A region-specific clustering approach to investigate risk-factors in mortality rate during COVID-19
Overview
This project was developed seeing the then present conditions of the COVID-19 pandemic and was completed under the guidance of Dr. Deepak Joshi, Assistant Prof. IIT Delhi, India.
Since the novel coronavirus outbreak in late 2019, it has continuously spread across the globe briskly. However, since its existence, the symptoms of the disease have been varying widely; thus, developing an urgent need to stratify high-risk categories of people who show more propensity to be affected by this deadly virus will be beneficial for health care.
Applications and Advantages
The study aimed to cluster 208 countries globally in groups with similar profiles concerning the country level COVID-19 pandemic risk factors.
The purpose of performing the data analysis was to measure how these significant risk factors determine the mortality rate due to coronavirus disease.
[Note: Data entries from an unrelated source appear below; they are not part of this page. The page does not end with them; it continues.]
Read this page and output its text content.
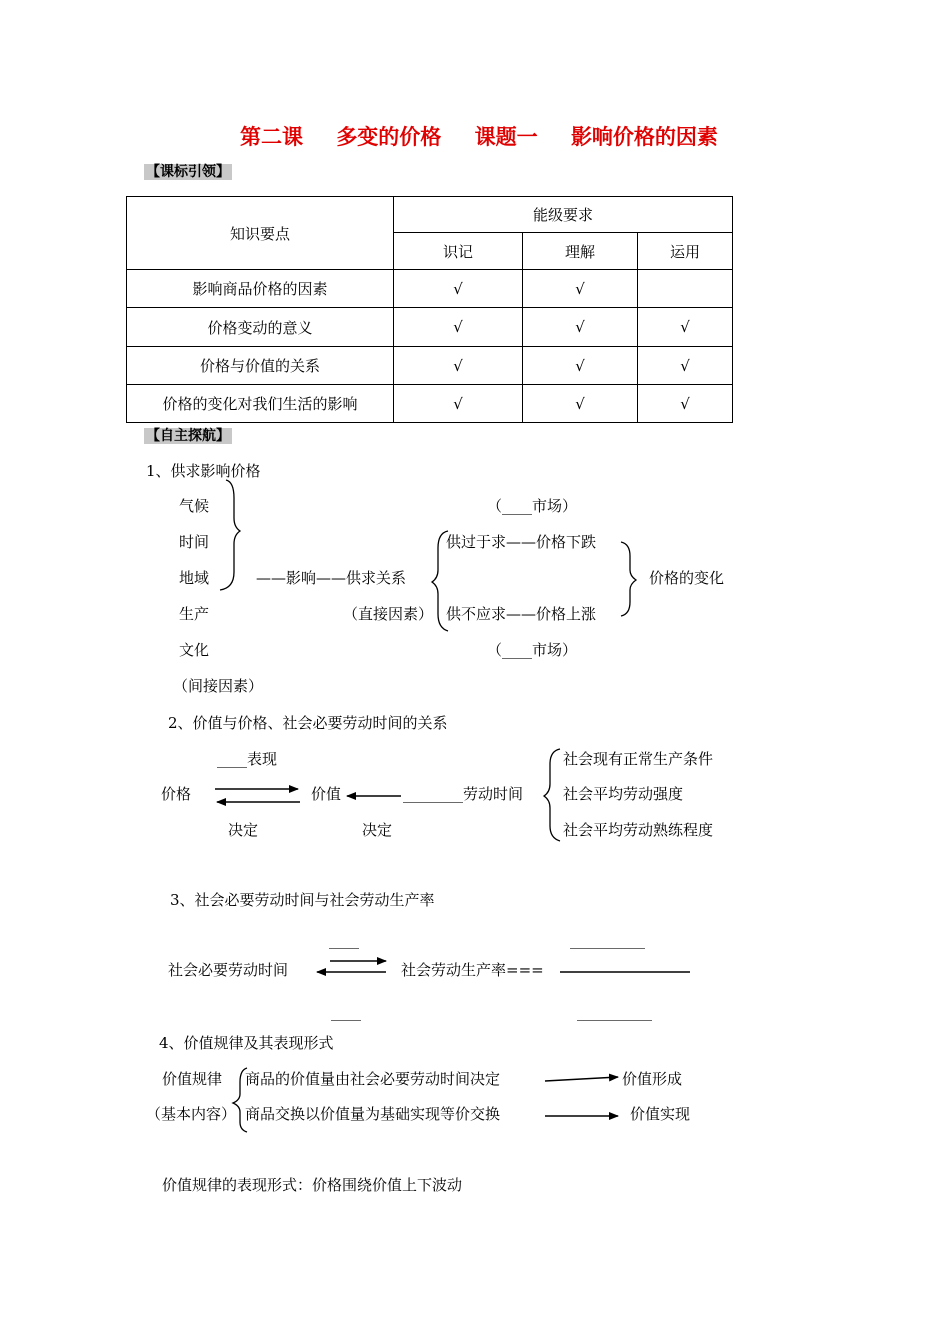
第二课 多变的价格 课题一 影响价格的因素
【课标引领】
知识要点	能级要求		
	识记	理解	运用
影响商品价格的因素	√	√	
价格变动的意义	√	√	√
价格与价值的关系	√	√	√
价格的变化对我们生活的影响	√	√	√
【自主探航】
1、供求影响价格
气候
时间
地域
生产
文化
（间接因素）
——影响——供求关系
（直接因素）
（____市场）
（____市场）
供过于求——价格下跌
供不应求——价格上涨
价格的变化
2、价值与价格、社会必要劳动时间的关系
____表现
价格	价值
决定	决定
________劳动时间
社会现有正常生产条件
社会平均劳动强度
社会平均劳动熟练程度
3、社会必要劳动时间与社会劳动生产率
____
____
社会必要劳动时间	社会劳动生产率===
__________
__________
4、价值规律及其表现形式
价值规律
（基本内容）
商品的价值量由社会必要劳动时间决定
商品交换以价值量为基础实现等价交换
价值形成
价值实现
价值规律的表现形式：价格围绕价值上下波动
A worldwide view of country-level data would aid us to see the universal trends and serve as a benchmark to predict the future behaviour of the countries based on the past trends of similar countries in terms of the risk factor values.
Methodology
The study uses open-access data and machine learning algorithms. An unsupervised machine learning model (k-means) was employed for two hundred and eight countries to define data-driven clusters based on thirteen country-level parameters. The clusters were statistically examined by employing a one-way ANOVA test with the commonly accepted threshold of 0.05. The clusters were pair-wise compared using the t-tests along with utilising the Bonferroni correction for multiple tests. The analysis was performed using the statistical functions of the SciPy library.
Results
After performing the one-way ANOVA for comparing the clusters in terms of total cases, total deaths, total cases per population, total deaths per population, and death rate, the paradigm with four and seven clusters showed the best ability to stratify the countries according to total cases per population and death rate with p-values of less than 0.05 and 0.001, respectively.